One of the first conversations that I remember having when I arrived in Donaldsonville was about eating. “I hope you like to eat,” one lady said. “We love to feed our priest in this town.”  I must say that I have had some good meals in this town!  You may have been quite perplexed when you heard me say a few weeks ago that I’m putting by breakfast, lunch, and dinner into a blender. At a recent funeral reception, a parishioner noticed the fried catfish and beef on my plate, and said with a smile, “I didn’t know you ate real food?”
Those of you who cook know that in order to serve a perfect meal the desire to feed someone is not enough; you also need someone who has the desire to eat. I can’t force Deacon Joe to eat a blender full of collard greens, tomato, carrots, avocado, banana, and plum, no matter how good it is for his health.

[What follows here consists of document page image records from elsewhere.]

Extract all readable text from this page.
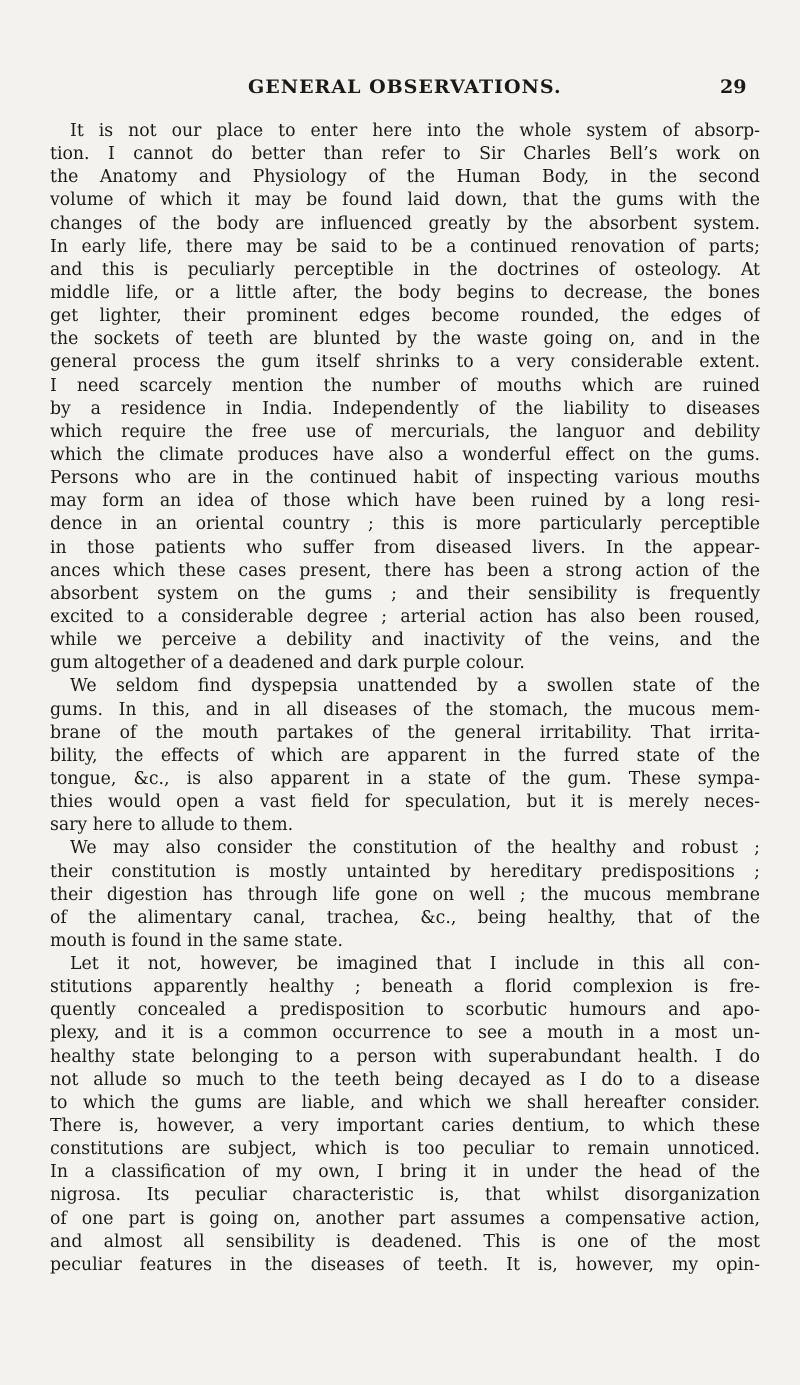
GENERAL OBSERVATIONS.	29
It is not our place to enter here into the whole system of absorp-
tion. I cannot do better than refer to Sir Charles Bell’s work on
the Anatomy and Physiology of the Human Body, in the second
volume of which it may be found laid down, that the gums with the
changes of the body are influenced greatly by the absorbent system.
In early life, there may be said to be a continued renovation of parts;
and this is peculiarly perceptible in the doctrines of osteology. At
middle life, or a little after, the body begins to decrease, the bones
get lighter, their prominent edges become rounded, the edges of
the sockets of teeth are blunted by the waste going on, and in the
general process the gum itself shrinks to a very considerable extent.
I need scarcely mention the number of mouths which are ruined
by a residence in India. Independently of the liability to diseases
which require the free use of mercurials, the languor and debility
which the climate produces have also a wonderful effect on the gums.
Persons who are in the continued habit of inspecting various mouths
may form an idea of those which have been ruined by a long resi-
dence in an oriental country ; this is more particularly perceptible
in those patients who suffer from diseased livers. In the appear-
ances which these cases present, there has been a strong action of the
absorbent system on the gums ; and their sensibility is frequently
excited to a considerable degree ; arterial action has also been roused,
while we perceive a debility and inactivity of the veins, and the
gum altogether of a deadened and dark purple colour.
We seldom find dyspepsia unattended by a swollen state of the
gums. In this, and in all diseases of the stomach, the mucous mem-
brane of the mouth partakes of the general irritability. That irrita-
bility, the effects of which are apparent in the furred state of the
tongue, &c., is also apparent in a state of the gum. These sympa-
thies would open a vast field for speculation, but it is merely neces-
sary here to allude to them.
We may also consider the constitution of the healthy and robust ;
their constitution is mostly untainted by hereditary predispositions ;
their digestion has through life gone on well ; the mucous membrane
of the alimentary canal, trachea, &c., being healthy, that of the
mouth is found in the same state.
Let it not, however, be imagined that I include in this all con-
stitutions apparently healthy ; beneath a florid complexion is fre-
quently concealed a predisposition to scorbutic humours and apo-
plexy, and it is a common occurrence to see a mouth in a most un-
healthy state belonging to a person with superabundant health. I do
not allude so much to the teeth being decayed as I do to a disease
to which the gums are liable, and which we shall hereafter consider.
There is, however, a very important caries dentium, to which these
constitutions are subject, which is too peculiar to remain unnoticed.
In a classification of my own, I bring it in under the head of the
nigrosa. Its peculiar characteristic is, that whilst disorganization
of one part is going on, another part assumes a compensative action,
and almost all sensibility is deadened. This is one of the most
peculiar features in the diseases of teeth. It is, however, my opin-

Until Deacon Joe can pry himself away from the Pizza Rolls, Hot Pockets, and Captain Crunch--away from the fat, sodium, and sugar--he will not realize how he is depriving his body of necessary nutrition even though his stomach is satisfied. It must be a great dilemma for parents these days; even though they want to feed their children something healthful, their children ask for something with absolutely no nutritional value--lots of flour, fat, sodium, and sugar. What are parents to do, if all their children want is something that gives them immediate gratification to their taste buds, but eventually leaves them more hungry and even causes childhood diseases?

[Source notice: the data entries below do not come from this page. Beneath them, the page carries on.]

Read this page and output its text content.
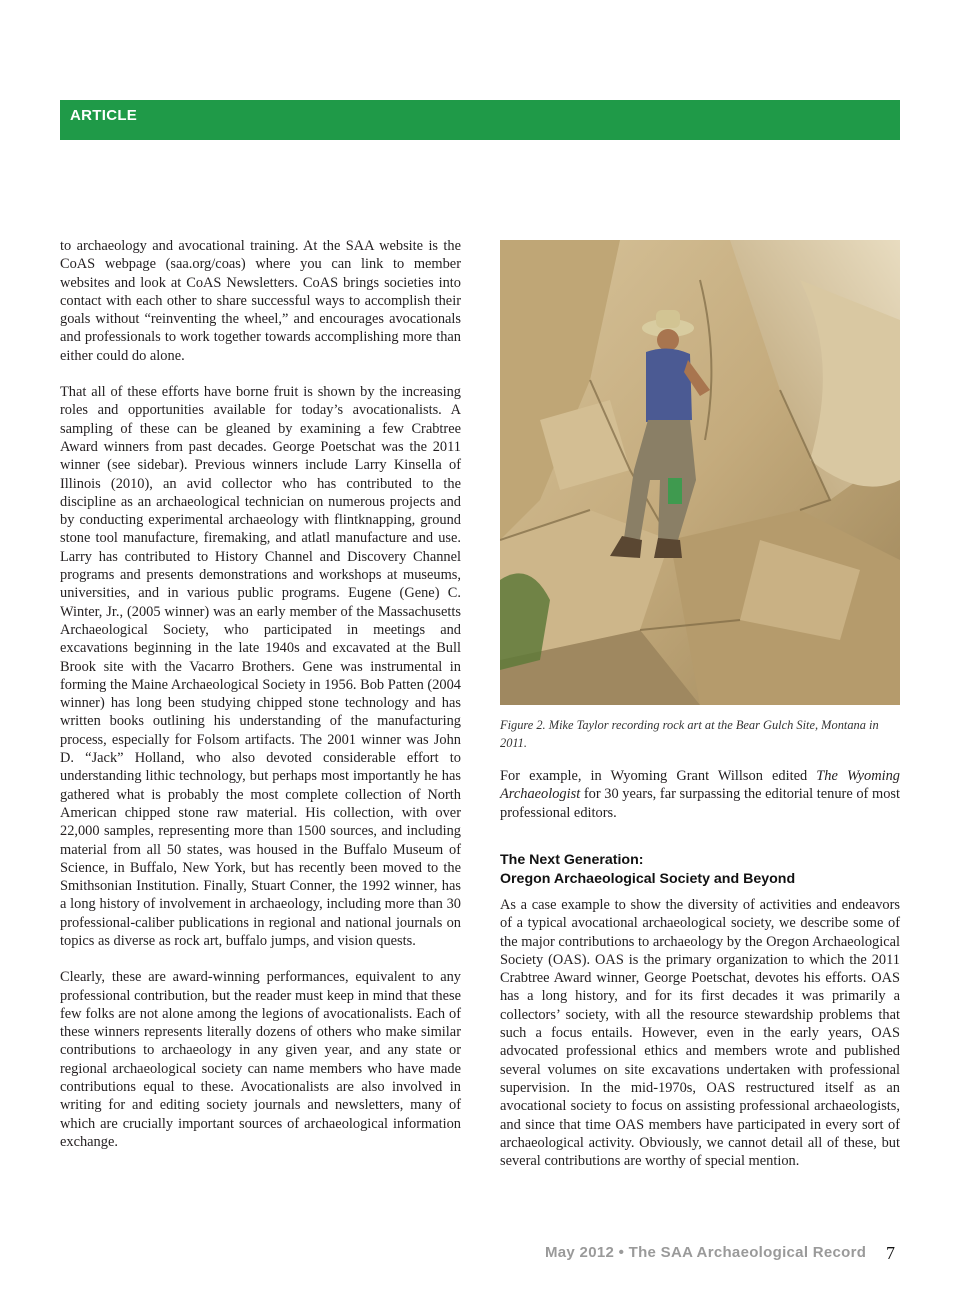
ARTICLE

to archaeology and avocational training. At the SAA website is the CoAS webpage (saa.org/coas) where you can link to member websites and look at CoAS Newsletters. CoAS brings societies into contact with each other to share successful ways to accomplish their goals without “reinventing the wheel,” and encourages avocationals and professionals to work together towards accomplishing more than either could do alone.

That all of these efforts have borne fruit is shown by the increasing roles and opportunities available for today’s avocationalists. A sampling of these can be gleaned by examining a few Crabtree Award winners from past decades. George Poetschat was the 2011 winner (see sidebar). Previous winners include Larry Kinsella of Illinois (2010), an avid collector who has contributed to the discipline as an archaeological technician on numerous projects and by conducting experimental archaeology with flintknapping, ground stone tool manufacture, firemaking, and atlatl manufacture and use. Larry has contributed to History Channel and Discovery Channel programs and presents demonstrations and workshops at museums, universities, and in various public programs. Eugene (Gene) C. Winter, Jr., (2005 winner) was an early member of the Massachusetts Archaeological Society, who participated in meetings and excavations beginning in the late 1940s and excavated at the Bull Brook site with the Vacarro Brothers. Gene was instrumental in forming the Maine Archaeological Society in 1956. Bob Patten (2004 winner) has long been studying chipped stone technology and has written books outlining his understanding of the manufacturing process, especially for Folsom artifacts. The 2001 winner was John D. “Jack” Holland, who also devoted considerable effort to understanding lithic technology, but perhaps most importantly he has gathered what is probably the most complete collection of North American chipped stone raw material. His collection, with over 22,000 samples, representing more than 1500 sources, and including material from all 50 states, was housed in the Buffalo Museum of Science, in Buffalo, New York, but has recently been moved to the Smithsonian Institution. Finally, Stuart Conner, the 1992 winner, has a long history of involvement in archaeology, including more than 30 professional-caliber publications in regional and national journals on topics as diverse as rock art, buffalo jumps, and vision quests.

Clearly, these are award-winning performances, equivalent to any professional contribution, but the reader must keep in mind that these few folks are not alone among the legions of avocationalists. Each of these winners represents literally dozens of others who make similar contributions to archaeology in any given year, and any state or regional archaeological society can name members who have made contributions equal to these. Avocationalists are also involved in writing for and editing society journals and newsletters, many of which are crucially important sources of archaeological information exchange.

Figure 2. Mike Taylor recording rock art at the Bear Gulch Site, Montana in 2011.

For example, in Wyoming Grant Willson edited The Wyoming Archaeologist for 30 years, far surpassing the editorial tenure of most professional editors.

The Next Generation:
Oregon Archaeological Society and Beyond

As a case example to show the diversity of activities and endeavors of a typical avocational archaeological society, we describe some of the major contributions to archaeology by the Oregon Archaeological Society (OAS). OAS is the primary organization to which the 2011 Crabtree Award winner, George Poetschat, devotes his efforts. OAS has a long history, and for its first decades it was primarily a collectors’ society, with all the resource stewardship problems that such a focus entails. However, even in the early years, OAS advocated professional ethics and members wrote and published several volumes on site excavations undertaken with professional supervision. In the mid-1970s, OAS restructured itself as an avocational society to focus on assisting professional archaeologists, and since that time OAS members have participated in every sort of archaeological activity. Obviously, we cannot detail all of these, but several contributions are worthy of special mention.

May 2012 • The SAA Archaeological Record 7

This is where Jesus finds us today. There is a great desire on the part of Heavenly Father to feed us with the only thing that truly fulfills us--His love. So He sends His Son as the Bread of Life, the ultimate fulfilment of all of our longing. Yet He finds our ‘taste buds’ too attached to what gratifies our senses, not on what truly makes us satisfied and whole in our soul. We encounter this difficulty when we teach First Communion class. The first time we let the kids “try out” unconsecrated hosts, reactions vary from, “What is it?” to “Cracker tastes better.” We adults also face the challenge of knowing and believing that the infinite and Almighty God who created the entire universe would humble Himself in the appearance and taste of simple bread so that He can unite Himself to us as we take the Communion.

The great mystery is that while the gods of other religions wished to be feared, served, or simply worshiped, the God of Israel longed to relate to his people in love, to the point of making love his central command, the core of his Covenant, and the first hint of how serious was his thirst for our return of love: “You shall love the LORD your God with all your heart, and with all your soul, and with all your might” (Dt 6:5). What a profound mystery that God wished to forge with all mankind and with each individual soul an intense union; and this union takes the form that we can all understand--being hungry and thirsty and being fed and quenched. Jesus said, “I am the living bread that came down from heaven; whoever eats this bread will live forever; and the bread that I will give is my flesh for the life of the world.”

Somehow we understand some of what Heavenly Father is trying to do, even though we all may not have had years of theology courses. Something is etched in us that responds to this desire by God to feed us and quench us. We are fashioned in the image of God, and our human longing for intimacy is a reflection of God’s own nature--to love and to be loved. We feel it at times, this stirring in our human soul that longs for union with God, and for communion with one another. The longing to merge in love, as Father and Son in eternal union, is written in our very nature. No one needs to teach an infant to embrace his parents. No one ever needed to show any culture how to hold and hug their loved ones to themselves.
Whoever seeks that embrace of love in God will never lack for anything, will never go empty, and will never hunger or thirst in vain. In fact, the more we stir up our God-directed hunger and thirst, the more we are filled. The moment we respond to God’s desire to feed us with Himself, we experience conversion and transformation. Do you lack the desire to be fed by God? How do you hunger for God? It is not a feeling, but a desire, a decision, a direction of the will. We already have innate hunger and thirst for God, so we only need to redirect ourselves to Him. The power of desire for God is already at work within us. It needs only be purified, unified, and focused again on God.